L’amélioration s’explique par la hausse des soldes d’opinion relatifs aux intentions de commandes et aux ventes passées. Après un point bas à 94 en mai et juin, l’indicateur s’est redressé de quatre points en trois mois, sans encore franchir le seuil symbolique des 100. La reprise du moral des dirigeants intervient après une longue séquence de dégradation liée à l’incertitude politique et budgétaire, qui avait pesé sur les décisions d’investissement au premier semestre.
Reprise par Boursorama et le Journal du Net, cette publication est scrutée par les conjoncturistes comme un indicateur avancé de l’activité, avant les chiffres de croissance du troisième trimestre. Un niveau durablement inférieur à 100 traduit un climat encore jugé défavorable par une majorité de chefs d’entreprise.
L’industrie tire la reprise
C’est dans l’industrie que le rebond est le plus marqué. L’indicateur sectoriel a gagné deux points, à 103, dépassant sa moyenne de longue période. « En août 2026, le climat des affaires s’améliore de nouveau dans l’industrie. À 103, l’indicateur qui le synthétise gagne deux points et s’écarte de sa moyenne de longue période », détaille l’Insee.

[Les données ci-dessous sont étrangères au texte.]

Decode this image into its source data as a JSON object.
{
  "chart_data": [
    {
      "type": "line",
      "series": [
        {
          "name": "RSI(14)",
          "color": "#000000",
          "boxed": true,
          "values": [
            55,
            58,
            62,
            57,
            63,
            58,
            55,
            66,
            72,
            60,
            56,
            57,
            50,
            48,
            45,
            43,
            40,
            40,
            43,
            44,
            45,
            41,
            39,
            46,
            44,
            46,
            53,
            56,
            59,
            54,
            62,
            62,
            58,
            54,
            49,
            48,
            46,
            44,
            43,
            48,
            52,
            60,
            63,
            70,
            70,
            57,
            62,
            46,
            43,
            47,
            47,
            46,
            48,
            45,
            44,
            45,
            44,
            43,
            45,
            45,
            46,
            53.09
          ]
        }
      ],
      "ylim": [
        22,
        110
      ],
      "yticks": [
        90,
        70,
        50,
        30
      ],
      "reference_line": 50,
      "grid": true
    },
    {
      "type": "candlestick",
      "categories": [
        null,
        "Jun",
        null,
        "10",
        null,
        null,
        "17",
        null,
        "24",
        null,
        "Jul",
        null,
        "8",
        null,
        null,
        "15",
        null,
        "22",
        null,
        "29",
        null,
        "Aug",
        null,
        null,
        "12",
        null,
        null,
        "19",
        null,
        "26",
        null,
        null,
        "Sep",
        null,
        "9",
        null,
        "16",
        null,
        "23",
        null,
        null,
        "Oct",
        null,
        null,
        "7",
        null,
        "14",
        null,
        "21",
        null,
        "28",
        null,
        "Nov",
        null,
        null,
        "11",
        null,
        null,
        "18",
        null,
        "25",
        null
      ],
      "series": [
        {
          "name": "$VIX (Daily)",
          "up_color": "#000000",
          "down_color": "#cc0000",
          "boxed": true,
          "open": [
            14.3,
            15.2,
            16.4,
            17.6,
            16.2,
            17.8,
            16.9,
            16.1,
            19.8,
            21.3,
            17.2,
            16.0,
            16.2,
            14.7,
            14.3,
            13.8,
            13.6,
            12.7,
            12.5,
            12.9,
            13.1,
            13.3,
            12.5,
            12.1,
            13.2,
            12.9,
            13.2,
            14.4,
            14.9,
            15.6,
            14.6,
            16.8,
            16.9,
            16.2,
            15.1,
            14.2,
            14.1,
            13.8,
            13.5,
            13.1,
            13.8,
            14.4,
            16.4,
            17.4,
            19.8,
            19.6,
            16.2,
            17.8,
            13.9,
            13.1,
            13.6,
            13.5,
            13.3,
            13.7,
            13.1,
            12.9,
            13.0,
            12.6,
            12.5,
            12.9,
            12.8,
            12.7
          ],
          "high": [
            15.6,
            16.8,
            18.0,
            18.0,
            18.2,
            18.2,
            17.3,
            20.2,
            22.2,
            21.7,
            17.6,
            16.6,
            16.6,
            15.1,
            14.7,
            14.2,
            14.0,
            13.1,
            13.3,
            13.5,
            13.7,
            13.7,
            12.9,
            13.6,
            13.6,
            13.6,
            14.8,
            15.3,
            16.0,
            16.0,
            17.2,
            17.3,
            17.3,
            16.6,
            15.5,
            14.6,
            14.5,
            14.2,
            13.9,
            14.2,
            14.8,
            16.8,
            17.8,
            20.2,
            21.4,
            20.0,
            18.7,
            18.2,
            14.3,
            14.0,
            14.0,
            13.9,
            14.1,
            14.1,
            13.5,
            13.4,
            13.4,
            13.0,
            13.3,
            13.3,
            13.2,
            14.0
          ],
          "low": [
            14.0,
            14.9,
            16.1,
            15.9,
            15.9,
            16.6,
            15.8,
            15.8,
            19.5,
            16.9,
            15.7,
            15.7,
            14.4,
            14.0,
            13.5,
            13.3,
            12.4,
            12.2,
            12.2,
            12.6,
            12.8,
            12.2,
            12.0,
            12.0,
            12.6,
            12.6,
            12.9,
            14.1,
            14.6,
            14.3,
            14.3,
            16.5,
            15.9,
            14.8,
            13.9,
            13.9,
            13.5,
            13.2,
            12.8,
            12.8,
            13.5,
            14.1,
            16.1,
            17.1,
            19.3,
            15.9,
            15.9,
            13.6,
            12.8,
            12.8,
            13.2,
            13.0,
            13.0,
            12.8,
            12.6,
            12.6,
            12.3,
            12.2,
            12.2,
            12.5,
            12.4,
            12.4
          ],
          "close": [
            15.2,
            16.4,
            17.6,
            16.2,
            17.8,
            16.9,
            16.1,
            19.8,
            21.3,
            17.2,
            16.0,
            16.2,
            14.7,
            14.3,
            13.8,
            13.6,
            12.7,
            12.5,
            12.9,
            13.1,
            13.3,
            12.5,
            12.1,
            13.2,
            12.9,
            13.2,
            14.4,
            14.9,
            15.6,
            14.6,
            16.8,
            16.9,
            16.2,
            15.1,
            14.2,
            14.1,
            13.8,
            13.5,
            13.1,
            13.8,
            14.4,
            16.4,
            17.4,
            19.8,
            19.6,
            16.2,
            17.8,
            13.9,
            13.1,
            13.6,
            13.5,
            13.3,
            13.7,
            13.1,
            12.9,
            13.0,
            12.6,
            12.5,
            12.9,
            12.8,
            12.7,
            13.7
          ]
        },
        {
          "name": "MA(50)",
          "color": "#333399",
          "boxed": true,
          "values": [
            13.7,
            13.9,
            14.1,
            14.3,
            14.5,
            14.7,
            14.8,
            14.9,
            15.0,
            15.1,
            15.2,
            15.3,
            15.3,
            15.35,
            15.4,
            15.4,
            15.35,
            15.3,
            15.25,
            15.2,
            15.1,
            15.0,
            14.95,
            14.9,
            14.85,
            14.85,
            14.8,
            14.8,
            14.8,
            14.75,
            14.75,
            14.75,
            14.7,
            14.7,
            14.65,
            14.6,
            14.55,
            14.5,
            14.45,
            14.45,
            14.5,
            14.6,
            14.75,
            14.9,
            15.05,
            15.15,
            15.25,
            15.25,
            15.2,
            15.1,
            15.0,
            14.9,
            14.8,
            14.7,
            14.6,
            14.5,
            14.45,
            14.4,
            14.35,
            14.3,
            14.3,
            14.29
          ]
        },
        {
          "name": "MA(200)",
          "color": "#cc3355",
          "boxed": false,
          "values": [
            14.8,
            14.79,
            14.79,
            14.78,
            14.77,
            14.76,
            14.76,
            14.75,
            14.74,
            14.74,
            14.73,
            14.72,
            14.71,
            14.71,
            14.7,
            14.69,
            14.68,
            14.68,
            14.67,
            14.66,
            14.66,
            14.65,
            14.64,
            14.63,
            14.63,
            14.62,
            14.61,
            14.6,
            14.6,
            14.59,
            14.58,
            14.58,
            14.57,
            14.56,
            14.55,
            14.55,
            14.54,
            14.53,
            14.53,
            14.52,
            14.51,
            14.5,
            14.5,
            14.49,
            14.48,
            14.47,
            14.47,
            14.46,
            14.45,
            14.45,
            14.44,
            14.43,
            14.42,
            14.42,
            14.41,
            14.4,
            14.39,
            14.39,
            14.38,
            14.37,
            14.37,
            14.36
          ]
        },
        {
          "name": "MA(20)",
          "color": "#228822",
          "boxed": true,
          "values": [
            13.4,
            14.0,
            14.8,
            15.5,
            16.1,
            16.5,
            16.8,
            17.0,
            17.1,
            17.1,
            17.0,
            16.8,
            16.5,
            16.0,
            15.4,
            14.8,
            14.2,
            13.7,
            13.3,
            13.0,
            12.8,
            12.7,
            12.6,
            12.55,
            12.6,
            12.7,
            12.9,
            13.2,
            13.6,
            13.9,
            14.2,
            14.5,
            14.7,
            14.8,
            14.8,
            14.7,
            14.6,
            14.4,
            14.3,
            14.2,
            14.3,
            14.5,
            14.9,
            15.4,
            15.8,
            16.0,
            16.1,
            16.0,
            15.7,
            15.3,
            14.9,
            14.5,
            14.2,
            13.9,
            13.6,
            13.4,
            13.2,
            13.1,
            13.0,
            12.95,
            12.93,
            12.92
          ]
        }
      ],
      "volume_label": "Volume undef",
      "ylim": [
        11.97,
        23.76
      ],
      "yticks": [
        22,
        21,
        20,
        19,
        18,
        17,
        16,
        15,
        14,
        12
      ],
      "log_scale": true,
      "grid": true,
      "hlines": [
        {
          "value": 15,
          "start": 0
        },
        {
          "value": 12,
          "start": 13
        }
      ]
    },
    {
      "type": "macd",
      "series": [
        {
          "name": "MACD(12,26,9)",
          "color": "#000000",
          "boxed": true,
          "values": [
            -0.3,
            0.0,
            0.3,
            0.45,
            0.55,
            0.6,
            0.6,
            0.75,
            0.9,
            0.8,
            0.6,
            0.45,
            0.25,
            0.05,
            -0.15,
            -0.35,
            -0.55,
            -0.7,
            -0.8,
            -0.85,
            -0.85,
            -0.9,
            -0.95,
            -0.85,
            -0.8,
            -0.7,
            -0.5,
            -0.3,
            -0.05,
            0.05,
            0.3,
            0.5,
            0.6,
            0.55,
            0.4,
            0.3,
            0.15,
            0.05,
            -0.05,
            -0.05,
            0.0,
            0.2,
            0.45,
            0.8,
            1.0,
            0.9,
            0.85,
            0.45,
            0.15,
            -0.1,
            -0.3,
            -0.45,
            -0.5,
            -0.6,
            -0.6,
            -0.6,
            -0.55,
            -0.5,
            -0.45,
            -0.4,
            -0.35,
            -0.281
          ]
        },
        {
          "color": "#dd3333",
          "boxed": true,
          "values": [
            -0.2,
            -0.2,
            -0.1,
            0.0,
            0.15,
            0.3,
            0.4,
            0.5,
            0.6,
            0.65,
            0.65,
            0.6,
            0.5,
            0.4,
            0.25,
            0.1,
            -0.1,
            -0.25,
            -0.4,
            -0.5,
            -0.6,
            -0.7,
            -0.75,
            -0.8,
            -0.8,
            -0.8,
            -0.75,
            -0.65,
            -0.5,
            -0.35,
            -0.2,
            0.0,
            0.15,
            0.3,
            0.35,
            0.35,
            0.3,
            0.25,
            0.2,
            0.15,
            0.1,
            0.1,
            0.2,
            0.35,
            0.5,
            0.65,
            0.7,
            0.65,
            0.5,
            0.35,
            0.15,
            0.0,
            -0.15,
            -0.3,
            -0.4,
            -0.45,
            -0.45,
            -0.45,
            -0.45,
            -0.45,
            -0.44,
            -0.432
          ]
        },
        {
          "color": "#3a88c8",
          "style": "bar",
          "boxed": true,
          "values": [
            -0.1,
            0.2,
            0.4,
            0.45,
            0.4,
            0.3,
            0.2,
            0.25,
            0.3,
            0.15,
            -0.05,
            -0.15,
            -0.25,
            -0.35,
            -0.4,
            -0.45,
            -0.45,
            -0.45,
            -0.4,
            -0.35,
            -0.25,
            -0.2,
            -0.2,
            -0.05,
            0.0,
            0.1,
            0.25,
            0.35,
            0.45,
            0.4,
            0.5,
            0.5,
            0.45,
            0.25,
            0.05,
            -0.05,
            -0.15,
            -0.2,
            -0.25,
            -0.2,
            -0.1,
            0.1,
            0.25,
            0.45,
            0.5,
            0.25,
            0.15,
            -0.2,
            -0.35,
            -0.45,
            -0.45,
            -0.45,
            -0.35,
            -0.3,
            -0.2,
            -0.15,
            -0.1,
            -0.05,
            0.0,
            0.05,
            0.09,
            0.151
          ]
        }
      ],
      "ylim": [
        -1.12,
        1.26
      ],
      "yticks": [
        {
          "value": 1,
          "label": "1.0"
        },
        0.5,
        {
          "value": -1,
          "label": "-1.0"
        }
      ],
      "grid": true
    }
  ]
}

Cette embellie tient principalement à la remontée du solde d’opinion sur les perspectives personnelles de production, revenu à +9 après -1 en juillet. Le sous-secteur des « autres industries » a atteint 101, son plus haut niveau depuis quatre ans, selon l’institut. Le carnet de commandes étrangères s’est également amélioré, à -8 contre -12 le mois précédent.
Services et commerce en amélioration, bâtiment à la traîne
Dans les services, l’indicateur a progressé d’un point pour atteindre 100, revenant tout juste sur sa moyenne de longue période. Le commerce de détail et l’automobile ont enregistré la plus forte hausse, gagnant trois points à 99, portés par les soldes sur les intentions de commandes.
Le bâtiment fait figure d’exception. Son indicateur est resté stable à 96, en deçà de sa moyenne et loin derrière les autres branches, confirmant les difficultés persistantes du secteur de la construction, pénalisé par le recul des mises en chantier et par des taux de crédit encore contraignants. Cette dispersion illustre le caractère encore fragile et partiel de la reprise mesurée par l’Insee, l’amélioration se concentrant sur l’industrie et le commerce plutôt que sur l’ensemble de l’économie.
Le climat de l’emploi reste stable
Parallèlement, l’indicateur du climat de l’emploi est resté stable à 99 en août, également proche de sa moyenne de longue période. Cette stabilité intervient dans un contexte où le taux de chômage se maintient à un niveau élevé et où les entreprises restent prudentes sur leurs perspectives d’embauche.
L’Insee précise que le solde d’opinion sur les prix anticipés dans l’industrie pour les trois prochains mois s’établit à +11,2, un signal surveillé alors que l’inflation est remontée à 2,1 % sur un an en juillet. L’incertitude économique ressentie par les industriels a en revanche reculé, à 28 contre 30 le mois précédent, repassant sous sa moyenne de longue période.
Un signal à confirmer
Les données publiées par l’Insee ne constituent qu’une estimation issue d’enquêtes de conjoncture, et non une mesure directe de l’activité. La prochaine livraison mensuelle est attendue le 24 septembre 2026, tandis que l’estimation provisoire de l’inflation d’août sera diffusée le 28 août. Ces échéances permettront de vérifier si le redressement du moral des entreprises se traduit par une reprise plus tangible de la production et de l’emploi en France.